13: ◆m03zzdT6fs[saga]
2013/10/18(金) 00:13:04.45 ID:BTrtdNaVo
(まあ、新設されるんだから知らなくて当然なんだけど)
その日の僕は、これ以上ないぐらいくらい楽観的であり、同時に悲観的でもあった。
すなわち、新しい仕事がどの程度、自分をこの職に留めておいてくれるのかという、聞く人が聞けば、傲慢と受け取られること間違いない考えである。

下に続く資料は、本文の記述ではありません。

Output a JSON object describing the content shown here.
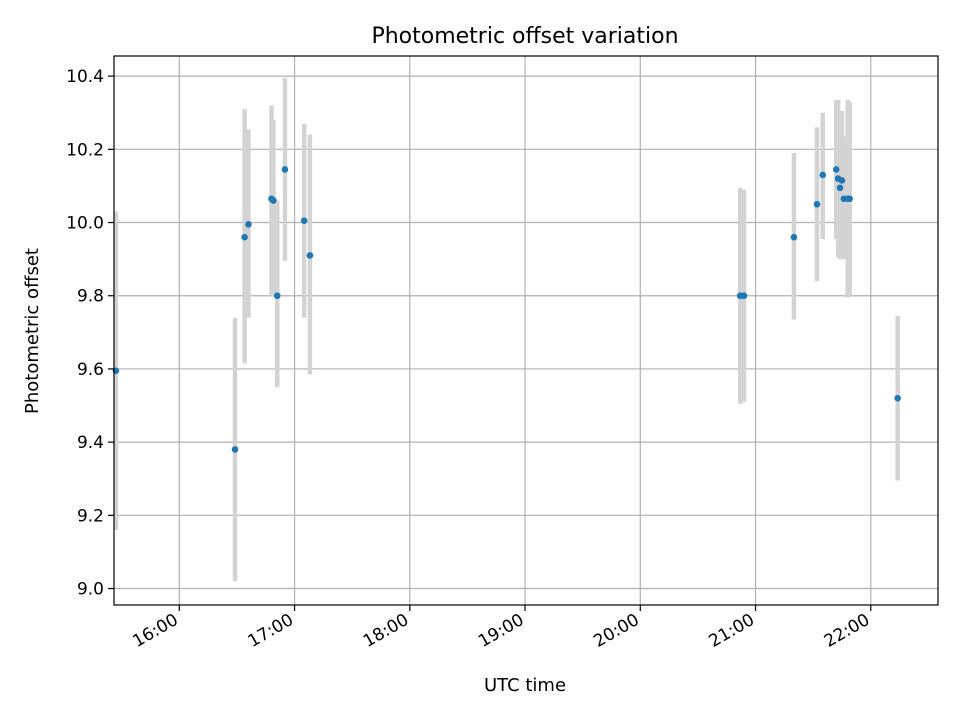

もっとも、僕にとってはかなり致命的な問題であるのも、間違いないことである。これまで職を転々としているが、能力不足や体調不良が理由ないことがその証左であり、同時にこれ以上なく厄介なことでもあった。
「今度は、三か月持つといいけれど」
そんな呟きを零し、僕は駅前のタクシー乗り場へとやってくる。数人、すでに列をなして待っている人の後ろにつくと、ポケットからスマートフォンを取出し、予定を確認する。
――この日の十四時に、うちの社屋にまで来てくれ。
あの男性はそう言っていたが、どうやら定刻通りに到着できそうだ。流石に今日から勤務日ではないとは思うが、初日から遅刻をするほど、常識を知らないわけではない。
と、やがて自分の順番がやってきたのか、僕の目の前でタクシーの扉が開く。